Latino groups are not happy with the U.S. House of Representatives passing a resolution granting Speaker Paul Ryan, R-Wisc., the right to file an amicus brief opposing President Barack Obama's immigration executive actions.

What House Lawmakers Are Saying

According to Ryan, who introduced the resolution, the amicus brief would represent the entire House of Representatives in an effort to defend the U.S. Constitution, specifically Article I.

"In recent years, the executive branch has been blurring these boundaries, to the point of absolutely overstepping them altogether. As a result, bureaucrats responsible for executing the laws as written are now writing the laws at their whim," said Ryan in defending H.Res.639 and Article I of the Constitution.

"As speaker, I believe the authority of the office that I have been entrusted with by each and every one of you is to protect the authority of this body. I am prepared to make our case," Ryan later said.

Rep. Linda Sánchez, D-Calif., chairwoman of the Congressional Hispanic Caucus and a member of the House Ways and Means Committee, said in a statement that the House resolution is "misguided." She added the resolution attempts to force all lawmakers to block Obama's immigration executive actions, the expanded Deferred Action for Childhood Arrivals (DACA) program and the new Deferred Action for Parental Accountability (DAPA).

"This amicus brief that Speaker Ryan will file on behalf of the entire House of Representatives not only goes against well-established Constitutional precedents but also against our economic interest. The Congressional Budget Office and numerous other researchers have found that immigration raises average wages for U.S. born workers and grows our economy by billions of dollars," said Sánchez. "In my state of California alone, the President's executive action will generate 130,000 jobs and lift 40,000 Californian children out of poverty."

Shortly after noon, H.Res.639 passed, 234 in favor and 186 against. All House Democrats who were present voted against the resolution, along with five Republicans, including Reps.

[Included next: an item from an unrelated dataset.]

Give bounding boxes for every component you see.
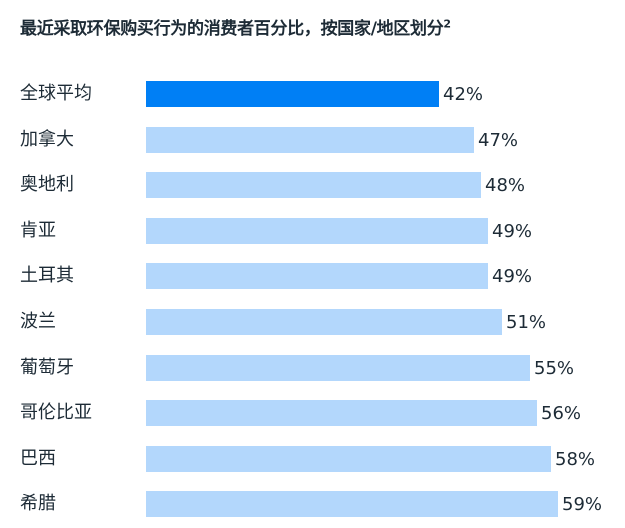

Mario Diaz-Balart and Illeana Ros-Lehtinen of Florida.

Latino Groups Speak Out Against House Resolution

Prior to the vote, the National Hispanic Leadership Agenda (NHLA), a coalition of 40 countrywide Latino advocacy organizations, announced its opposition to the resolution.

NHLA Chair Hector Sanchez, who also serves as executive director of the Labor Council for Latin American Advancement, compared Ryan to former Speaker John Boehner, R-Ohio, for not allowing immigration reform legislation into the House. Sanchez noted that the House's inaction is what led Obama to move forward with the executive actions in November 2014.

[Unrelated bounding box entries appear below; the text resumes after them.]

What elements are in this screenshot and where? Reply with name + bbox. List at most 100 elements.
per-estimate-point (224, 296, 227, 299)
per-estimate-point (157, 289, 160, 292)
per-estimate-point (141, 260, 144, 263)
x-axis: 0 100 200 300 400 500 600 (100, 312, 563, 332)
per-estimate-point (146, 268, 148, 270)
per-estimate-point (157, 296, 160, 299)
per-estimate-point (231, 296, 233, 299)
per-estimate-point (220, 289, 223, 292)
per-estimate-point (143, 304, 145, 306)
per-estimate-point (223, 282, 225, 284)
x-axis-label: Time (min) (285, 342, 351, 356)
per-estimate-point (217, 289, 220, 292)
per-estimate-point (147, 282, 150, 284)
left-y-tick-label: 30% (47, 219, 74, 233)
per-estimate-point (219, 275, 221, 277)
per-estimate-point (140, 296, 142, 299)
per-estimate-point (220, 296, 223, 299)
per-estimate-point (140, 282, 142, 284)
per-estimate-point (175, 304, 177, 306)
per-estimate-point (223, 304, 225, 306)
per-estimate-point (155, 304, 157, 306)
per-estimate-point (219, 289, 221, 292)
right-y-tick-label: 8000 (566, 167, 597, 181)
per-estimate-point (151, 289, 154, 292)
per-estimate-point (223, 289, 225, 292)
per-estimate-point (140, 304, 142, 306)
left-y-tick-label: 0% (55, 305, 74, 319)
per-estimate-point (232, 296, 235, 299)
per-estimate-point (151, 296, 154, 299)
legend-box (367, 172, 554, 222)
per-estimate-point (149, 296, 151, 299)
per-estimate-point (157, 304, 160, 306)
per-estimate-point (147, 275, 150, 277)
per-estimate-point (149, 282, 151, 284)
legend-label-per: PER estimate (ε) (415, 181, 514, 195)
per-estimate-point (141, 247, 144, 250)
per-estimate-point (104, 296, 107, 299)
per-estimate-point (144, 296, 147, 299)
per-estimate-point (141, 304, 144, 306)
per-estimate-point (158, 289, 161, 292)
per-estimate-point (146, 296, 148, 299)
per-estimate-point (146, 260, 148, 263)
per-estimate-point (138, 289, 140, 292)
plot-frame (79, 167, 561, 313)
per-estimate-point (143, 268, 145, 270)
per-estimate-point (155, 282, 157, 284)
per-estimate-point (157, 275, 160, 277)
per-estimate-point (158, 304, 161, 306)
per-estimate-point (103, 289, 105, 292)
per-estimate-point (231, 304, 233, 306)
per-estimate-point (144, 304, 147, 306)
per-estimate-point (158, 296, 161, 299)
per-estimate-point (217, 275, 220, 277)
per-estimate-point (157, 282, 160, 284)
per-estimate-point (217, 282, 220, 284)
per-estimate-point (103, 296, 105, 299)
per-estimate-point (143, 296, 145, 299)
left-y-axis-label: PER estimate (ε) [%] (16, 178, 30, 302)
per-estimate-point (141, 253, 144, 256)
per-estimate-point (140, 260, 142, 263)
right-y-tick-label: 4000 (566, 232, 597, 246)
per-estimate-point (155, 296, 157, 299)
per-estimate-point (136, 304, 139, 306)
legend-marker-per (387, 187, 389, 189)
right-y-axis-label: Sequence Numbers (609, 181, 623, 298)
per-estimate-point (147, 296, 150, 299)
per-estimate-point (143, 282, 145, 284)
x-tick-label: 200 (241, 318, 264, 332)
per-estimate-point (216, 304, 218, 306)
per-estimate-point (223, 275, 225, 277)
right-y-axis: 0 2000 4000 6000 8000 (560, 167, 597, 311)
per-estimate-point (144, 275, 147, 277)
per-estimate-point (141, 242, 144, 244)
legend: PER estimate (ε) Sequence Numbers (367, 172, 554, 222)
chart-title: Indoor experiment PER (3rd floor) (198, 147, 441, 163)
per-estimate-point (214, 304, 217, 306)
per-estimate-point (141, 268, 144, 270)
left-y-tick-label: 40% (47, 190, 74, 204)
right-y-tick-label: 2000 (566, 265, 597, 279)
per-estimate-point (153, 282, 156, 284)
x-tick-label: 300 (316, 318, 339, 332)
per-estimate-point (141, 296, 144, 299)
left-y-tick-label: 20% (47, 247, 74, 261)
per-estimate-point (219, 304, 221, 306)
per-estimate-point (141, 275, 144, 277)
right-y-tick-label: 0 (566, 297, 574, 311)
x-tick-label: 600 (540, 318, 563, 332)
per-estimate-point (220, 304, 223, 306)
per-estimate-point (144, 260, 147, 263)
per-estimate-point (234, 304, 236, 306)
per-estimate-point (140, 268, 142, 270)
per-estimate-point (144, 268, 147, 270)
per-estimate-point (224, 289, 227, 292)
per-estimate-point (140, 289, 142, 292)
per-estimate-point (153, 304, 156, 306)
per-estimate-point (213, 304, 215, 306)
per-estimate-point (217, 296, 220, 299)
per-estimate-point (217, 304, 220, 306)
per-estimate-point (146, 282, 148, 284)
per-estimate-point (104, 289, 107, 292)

"The true intention of the House leadership is clear: they do not want to act and they do not want the president to act," Sanchez said. "Their preference is the perpetuation of a broken immigration system that tears apart families, keeps people in the shadows, exploits workers, undercuts law-abiding businesses, and deprives our economy of the skilled labor it needs to thrive."

"Rather than waste time on a resolution to weigh in with the Supreme Court on a pending case, the Speaker should bring immigration reform legislation to the floor of the House for debate and a vote," he added.

Ben Monterroso, executive director of Mi Familia Vota, a non-profit Latino and immigrant civic engagement organizations, said Ryan's resolution is a direct attack on immigration and promotes hate and divisiveness in politics. He added that Obama's executive actions stand on the right side of history, and he is confident DAPA and DACA's extended guidelines will be approved by the Supreme Court.

"Every day that passes without the implementation of the President's programs, there are millions of families of U.S. born citizens that live under the fear of separation and deportation," said Monterroso. "Our community is watching and will hold accountable those who have stood on the way of our families through the ballots in November."

The Fair Immigration Reform Movement (FIRM) said the group was "outraged" with the resolution's passage. FIRM's Sulma Arias said H.Res.639 advances the GOP's anti-Latino, anti-immigrant, xenophobic agenda and reminded lawmakers that the Latino electorate will play a major key on Election Day this November.

"This November, the Latino and immigrant communities throughout the country will remember those who have been in favor of DACA and DAPA, and those who have been against it. This November there will be 27.3 million Latinos who are eligible to vote and we will do everything in our power to ensure they come out to vote on November 4. Politicians and judges who stand against DAPA and DACA stand against American families and communities," Arias said, adding FIRM will continue to defend Obama's executive actions from politicians "who have been waging a political, hate-filled war against our families."

Ryan's amicus brief comes before the Supreme Court when it starts hearing oral arguments on April 18 about the legality of Obama's 2014 immigration executive actions. The court is scheduled to render a decision in June.